Dramashop Tells a Tale of Struggle, Hope, and Faith

By Allison Lewis

Staff Writer

The Company of Angels


Kresge Little Theatre

Feb. 5-7, 12-14, 8 p.m.

By Alan Brody

Directed by Michael Ouellette

Starring Masha Kamenetska ’05, Max Goldman ’04, and Aaron Moronez ’04

The Company of Angels” is a combination of wonderful writing and acting. The jokes are well-written and well-delivered. The actors were completely believable, and spoke their lines, for the most part, flawlessly, completely in character, and with perfect timing. Even when the actors couldn’t dance or sing well, they made us believe they could.

The actors had talent, yes, but they also had Alan Brody’s writing.
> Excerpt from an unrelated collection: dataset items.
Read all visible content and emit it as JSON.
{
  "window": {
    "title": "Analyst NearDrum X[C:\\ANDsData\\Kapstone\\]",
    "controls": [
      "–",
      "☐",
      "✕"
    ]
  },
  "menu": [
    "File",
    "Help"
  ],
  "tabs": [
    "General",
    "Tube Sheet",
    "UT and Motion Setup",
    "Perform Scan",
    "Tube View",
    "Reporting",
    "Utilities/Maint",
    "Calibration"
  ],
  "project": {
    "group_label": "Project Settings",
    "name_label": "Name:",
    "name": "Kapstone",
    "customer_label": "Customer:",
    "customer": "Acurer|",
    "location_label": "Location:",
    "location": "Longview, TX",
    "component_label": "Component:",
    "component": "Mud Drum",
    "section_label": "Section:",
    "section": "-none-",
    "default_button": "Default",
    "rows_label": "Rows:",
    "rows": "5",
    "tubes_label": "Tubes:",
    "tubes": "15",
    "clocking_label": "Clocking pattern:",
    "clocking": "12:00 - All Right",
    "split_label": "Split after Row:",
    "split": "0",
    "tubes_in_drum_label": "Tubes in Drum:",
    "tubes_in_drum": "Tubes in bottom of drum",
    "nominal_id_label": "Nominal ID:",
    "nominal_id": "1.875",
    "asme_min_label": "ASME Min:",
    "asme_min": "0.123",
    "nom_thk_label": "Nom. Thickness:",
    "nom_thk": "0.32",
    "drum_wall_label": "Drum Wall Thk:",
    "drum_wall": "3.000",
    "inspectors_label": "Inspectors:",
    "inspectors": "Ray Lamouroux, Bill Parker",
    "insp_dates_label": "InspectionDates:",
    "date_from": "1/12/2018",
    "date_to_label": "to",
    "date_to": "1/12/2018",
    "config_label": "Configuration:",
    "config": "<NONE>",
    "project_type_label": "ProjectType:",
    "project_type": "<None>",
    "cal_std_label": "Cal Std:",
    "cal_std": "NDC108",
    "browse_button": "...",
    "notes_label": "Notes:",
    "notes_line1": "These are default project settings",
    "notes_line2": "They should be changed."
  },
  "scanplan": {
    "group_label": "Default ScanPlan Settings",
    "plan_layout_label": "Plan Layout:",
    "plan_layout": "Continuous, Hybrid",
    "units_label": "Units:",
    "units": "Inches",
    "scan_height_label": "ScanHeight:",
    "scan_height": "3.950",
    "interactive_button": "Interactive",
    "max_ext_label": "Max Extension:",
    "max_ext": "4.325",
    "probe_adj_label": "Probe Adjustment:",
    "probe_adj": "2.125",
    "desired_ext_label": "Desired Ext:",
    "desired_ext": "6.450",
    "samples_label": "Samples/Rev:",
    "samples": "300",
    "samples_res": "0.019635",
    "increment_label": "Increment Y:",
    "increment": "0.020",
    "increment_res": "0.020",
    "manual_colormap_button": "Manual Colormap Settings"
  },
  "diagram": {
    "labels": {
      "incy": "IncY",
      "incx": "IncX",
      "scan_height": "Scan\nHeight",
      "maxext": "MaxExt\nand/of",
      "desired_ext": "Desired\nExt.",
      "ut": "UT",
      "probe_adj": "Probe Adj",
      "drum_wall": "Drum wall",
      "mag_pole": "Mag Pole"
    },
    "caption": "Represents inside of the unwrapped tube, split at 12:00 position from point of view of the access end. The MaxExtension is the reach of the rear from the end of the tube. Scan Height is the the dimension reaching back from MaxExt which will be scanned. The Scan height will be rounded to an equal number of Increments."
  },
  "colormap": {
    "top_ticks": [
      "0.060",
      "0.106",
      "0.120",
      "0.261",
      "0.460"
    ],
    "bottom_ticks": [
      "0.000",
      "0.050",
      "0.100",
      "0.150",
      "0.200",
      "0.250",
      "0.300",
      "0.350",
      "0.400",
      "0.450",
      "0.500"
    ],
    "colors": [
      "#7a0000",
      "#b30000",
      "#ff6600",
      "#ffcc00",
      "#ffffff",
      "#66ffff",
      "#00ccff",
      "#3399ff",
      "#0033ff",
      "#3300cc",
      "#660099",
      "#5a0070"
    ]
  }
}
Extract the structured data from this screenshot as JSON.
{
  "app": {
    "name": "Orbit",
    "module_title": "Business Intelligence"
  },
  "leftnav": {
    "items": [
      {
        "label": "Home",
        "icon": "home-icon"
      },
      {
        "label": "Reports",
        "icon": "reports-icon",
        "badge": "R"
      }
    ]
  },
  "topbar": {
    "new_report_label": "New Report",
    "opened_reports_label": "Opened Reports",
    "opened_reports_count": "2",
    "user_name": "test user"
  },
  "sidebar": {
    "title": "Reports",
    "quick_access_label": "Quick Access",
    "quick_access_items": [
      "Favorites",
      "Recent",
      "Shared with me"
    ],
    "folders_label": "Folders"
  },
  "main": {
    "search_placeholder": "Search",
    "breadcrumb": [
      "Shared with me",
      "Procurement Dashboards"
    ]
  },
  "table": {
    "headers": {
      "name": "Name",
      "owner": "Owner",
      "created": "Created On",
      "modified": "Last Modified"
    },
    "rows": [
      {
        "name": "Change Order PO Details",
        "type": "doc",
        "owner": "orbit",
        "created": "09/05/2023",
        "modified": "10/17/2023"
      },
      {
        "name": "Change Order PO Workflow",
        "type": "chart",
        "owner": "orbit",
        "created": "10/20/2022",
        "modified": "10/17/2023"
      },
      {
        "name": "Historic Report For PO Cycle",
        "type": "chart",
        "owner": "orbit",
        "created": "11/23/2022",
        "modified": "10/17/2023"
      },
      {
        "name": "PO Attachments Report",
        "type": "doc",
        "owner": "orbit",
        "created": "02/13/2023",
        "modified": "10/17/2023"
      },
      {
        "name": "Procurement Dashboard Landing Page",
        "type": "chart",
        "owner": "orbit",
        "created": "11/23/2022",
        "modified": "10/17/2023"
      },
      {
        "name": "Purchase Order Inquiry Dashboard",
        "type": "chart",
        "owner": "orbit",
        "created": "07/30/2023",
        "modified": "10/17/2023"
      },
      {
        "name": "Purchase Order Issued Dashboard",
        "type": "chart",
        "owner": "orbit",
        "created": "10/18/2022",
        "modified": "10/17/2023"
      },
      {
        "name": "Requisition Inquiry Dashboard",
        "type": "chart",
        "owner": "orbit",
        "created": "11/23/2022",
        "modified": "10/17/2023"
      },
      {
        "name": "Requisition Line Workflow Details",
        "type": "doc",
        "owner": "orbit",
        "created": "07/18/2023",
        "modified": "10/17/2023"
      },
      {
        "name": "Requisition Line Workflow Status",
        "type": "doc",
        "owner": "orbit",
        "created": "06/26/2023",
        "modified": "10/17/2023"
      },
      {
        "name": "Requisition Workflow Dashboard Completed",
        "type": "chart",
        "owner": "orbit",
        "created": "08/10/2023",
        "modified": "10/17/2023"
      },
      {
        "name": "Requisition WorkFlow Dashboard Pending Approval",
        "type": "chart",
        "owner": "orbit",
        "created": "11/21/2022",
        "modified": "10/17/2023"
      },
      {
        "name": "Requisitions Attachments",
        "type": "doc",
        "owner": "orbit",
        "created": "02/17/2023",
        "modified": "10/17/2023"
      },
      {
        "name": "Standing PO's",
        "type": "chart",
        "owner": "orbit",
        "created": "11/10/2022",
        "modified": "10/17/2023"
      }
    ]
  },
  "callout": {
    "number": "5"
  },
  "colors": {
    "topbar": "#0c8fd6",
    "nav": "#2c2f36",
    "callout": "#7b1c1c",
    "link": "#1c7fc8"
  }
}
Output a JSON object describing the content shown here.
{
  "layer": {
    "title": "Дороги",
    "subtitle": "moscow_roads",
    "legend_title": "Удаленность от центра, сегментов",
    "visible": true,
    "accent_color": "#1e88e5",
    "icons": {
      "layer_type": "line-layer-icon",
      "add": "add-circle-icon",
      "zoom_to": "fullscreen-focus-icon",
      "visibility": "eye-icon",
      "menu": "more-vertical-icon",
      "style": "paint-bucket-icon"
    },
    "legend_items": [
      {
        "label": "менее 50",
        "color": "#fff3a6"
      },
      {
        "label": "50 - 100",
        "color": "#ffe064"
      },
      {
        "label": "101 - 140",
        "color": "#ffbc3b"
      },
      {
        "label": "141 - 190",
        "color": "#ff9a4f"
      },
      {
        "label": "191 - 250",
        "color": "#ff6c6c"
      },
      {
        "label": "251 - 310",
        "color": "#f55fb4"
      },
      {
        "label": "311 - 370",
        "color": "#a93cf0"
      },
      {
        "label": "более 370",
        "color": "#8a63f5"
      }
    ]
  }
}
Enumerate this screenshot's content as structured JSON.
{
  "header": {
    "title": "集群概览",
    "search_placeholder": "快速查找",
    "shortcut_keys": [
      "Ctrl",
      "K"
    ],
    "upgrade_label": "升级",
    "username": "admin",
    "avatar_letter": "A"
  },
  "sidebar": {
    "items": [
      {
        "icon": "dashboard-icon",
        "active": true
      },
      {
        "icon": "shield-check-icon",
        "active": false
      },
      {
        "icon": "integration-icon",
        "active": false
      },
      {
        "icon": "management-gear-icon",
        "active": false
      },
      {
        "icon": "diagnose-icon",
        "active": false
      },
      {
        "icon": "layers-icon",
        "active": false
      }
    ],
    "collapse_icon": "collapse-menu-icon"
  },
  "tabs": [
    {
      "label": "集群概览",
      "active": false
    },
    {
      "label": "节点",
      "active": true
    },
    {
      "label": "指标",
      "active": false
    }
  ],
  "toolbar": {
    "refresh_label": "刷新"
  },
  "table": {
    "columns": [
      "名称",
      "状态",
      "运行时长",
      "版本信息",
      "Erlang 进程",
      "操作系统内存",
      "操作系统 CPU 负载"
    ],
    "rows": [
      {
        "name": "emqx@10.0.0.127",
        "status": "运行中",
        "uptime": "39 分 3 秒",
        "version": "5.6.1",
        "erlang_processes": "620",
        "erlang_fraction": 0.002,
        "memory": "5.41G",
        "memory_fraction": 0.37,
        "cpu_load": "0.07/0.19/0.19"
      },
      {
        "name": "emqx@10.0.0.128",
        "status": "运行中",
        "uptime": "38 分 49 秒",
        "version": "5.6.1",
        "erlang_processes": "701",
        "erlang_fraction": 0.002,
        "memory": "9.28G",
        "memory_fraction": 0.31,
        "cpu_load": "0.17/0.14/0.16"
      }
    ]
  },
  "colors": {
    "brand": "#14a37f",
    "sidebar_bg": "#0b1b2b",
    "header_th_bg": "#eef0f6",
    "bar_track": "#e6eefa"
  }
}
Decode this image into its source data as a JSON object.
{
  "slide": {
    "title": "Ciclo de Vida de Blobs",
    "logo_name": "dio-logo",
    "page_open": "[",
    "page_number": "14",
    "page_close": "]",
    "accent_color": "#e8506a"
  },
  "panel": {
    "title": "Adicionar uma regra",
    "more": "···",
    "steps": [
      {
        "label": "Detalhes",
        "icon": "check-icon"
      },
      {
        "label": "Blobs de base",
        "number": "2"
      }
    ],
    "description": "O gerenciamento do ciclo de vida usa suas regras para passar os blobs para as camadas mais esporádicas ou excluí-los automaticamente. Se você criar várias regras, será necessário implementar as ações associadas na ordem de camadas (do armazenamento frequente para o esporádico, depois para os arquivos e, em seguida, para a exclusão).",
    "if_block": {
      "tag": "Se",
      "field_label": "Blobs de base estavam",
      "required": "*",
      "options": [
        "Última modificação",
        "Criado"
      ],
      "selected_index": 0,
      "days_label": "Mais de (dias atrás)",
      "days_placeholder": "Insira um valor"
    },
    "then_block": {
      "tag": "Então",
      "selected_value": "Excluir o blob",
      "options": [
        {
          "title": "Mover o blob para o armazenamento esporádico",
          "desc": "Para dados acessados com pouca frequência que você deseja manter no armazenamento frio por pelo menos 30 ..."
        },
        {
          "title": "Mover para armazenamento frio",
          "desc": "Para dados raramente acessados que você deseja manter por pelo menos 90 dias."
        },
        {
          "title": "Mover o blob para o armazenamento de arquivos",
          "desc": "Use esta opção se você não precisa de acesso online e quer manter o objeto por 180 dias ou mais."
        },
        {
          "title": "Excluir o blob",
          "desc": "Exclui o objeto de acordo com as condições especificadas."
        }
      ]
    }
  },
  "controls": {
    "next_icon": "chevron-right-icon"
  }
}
He learned the story of Rita Karpinovicz, once a member of the Official Theater of the Survivors of the Holocaust, took her story to heart, and turned it into a play, which he said, “wrote itself.” The result is not just a remembrance of what happened after the Holocaust. It’s a kind of a celebration, a party. A testament of good’s triumph over evil.

“The Company of Angels” is a story about Jews surviving the Holocaust after the war. Several survivors in Poland begin a Yiddish theater company and tour the Jewish camps in order to bring hope to their displaced people. Through this experience, they overcome some of their own fears, anger, and despair brought forth by the Holocaust. They move on with their lives, and learn to have faith again. Through it all, they never forget who they are and where they came from.

The theater troupe is made up of eight lovable cast members, individualized by their own flaws and quirks: the dancers, Max Silver (Amado Dehoyos ’04) and Eleazer Goldstein (Kenneth Roraback ’06) are charming with their bowties, coattails, and dreams of one day performing Vaudeville in America. The piano player, Chaim Marx (Jonathan Wolfe G) plays happy melodies despite his despair, and, in the end, learns to love more than his music.

Duna Gordner (Virginia Corless ’05) claims no emotion, but definitely knows how to scream. Esther Mendel (Helen McCreery ’06) is naive and young, but overcomes her lack of acting skills.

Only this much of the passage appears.